La vie arrangée de Romain

Musicien de l’ombre, Romain Théret travaille avec Indochine ou sur Starmania

par Nicolas Tavarès

Depuis qu’il est né, quel que soit l’endroit où il se trouve, la musique accompagne toujours Romain Théret. Enfant, à la maison, il voit défiler les amis musiciens de son père, chanteur dans un orchestre. Plus tard, adolescent, il apprend la batterie, les percussions et carresse le clavier au sein de la section musique du lycée PMC à Châteauroux ou au conservatoire. Il en sort d’ailleurs primé en percus et jazz. Avec son diplôme d’études musicales en poche, l’avenir de Romain est tout tracé. Il lui faudra pourtant forcer le destin pour voir les planètes s’aligner. Aujourd’hui, sa carte de visite rappelle de prestigieuses collaborations, de l’ultime album de Johnny Hallyday (« Mon pays c’est l’amour ») au prochain Indochine en passant par le Starmania de Thomas Jolly.

«Je rêvais de cette carrière, mais ça me semblait inatteignable en partant de Châteauroux. J’ai simplement coché des cases sur mes envies d’enfant.» Il a coché et surtout osé. En montant d’abord à Paris pour rencontrer les professeurs prestigieux qui l’aideront à compléter son bagage. «J’étais naïf, j’avais 18 ans, je les contactais via MySpace ou Facebook.» La pêche est pourtant miraculeuse : le pianiste Vincent Bidal (Mylène Farmer, Florent Pagny) l’accueille et devient son mentor : «Après deux cours de piano, il m’a proposé de le remplacer dans des clubs. J’ai rencontré beaucoup de monde et comme c’est un métier de réseaux.» En Californie, le batteur Brian Frasier Moore (Justin Timberlake, Janet Jackson, Madonna) mord lui aussi à l’hameçon et donne des cours. «J’ai dû être convaincant. À partir de là, tout s’est accéléré.»

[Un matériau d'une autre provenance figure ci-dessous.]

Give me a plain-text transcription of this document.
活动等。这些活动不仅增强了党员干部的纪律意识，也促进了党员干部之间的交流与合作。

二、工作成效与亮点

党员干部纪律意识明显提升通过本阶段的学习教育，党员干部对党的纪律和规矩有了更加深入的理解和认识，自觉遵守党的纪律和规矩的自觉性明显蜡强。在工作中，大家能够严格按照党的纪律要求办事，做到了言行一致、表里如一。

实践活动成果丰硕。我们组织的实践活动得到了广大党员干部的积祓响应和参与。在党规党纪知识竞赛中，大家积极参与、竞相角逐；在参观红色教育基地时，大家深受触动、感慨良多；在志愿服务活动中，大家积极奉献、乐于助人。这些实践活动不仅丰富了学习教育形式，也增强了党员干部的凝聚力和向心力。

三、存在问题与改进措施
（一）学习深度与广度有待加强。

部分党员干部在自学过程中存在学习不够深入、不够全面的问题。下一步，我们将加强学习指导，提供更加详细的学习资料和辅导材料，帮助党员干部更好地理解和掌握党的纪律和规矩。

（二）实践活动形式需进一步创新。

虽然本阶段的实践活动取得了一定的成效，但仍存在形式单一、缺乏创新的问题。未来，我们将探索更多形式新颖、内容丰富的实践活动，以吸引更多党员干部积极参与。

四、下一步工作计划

Orchestration pour Dany Boon et Guillaume Canet

En 2013, le directeur artistique Bertrand Lamblot le contacte pour assurer la partie clavier de la tournée des zéniths de Tal. On cherche un arrangeur/directeur musical pour remonter la comédie musicale « Les 10 commandements », Romain s’y colle. Si le succès est mitigé, son talent commence néanmoins à le précéder. Il s’invite dans le monde du cinéma pour l’orchestration de films de Dany Boon (« Raid Dingue » et « La Ch’tite famille ») ou Guillaume Canet (« Rock’n Roll ») qui lui met Yodélice, alias Maxim Nuci, sur sa route. Ce dernier produit ce qui va devenir l’album posthume de Johnny.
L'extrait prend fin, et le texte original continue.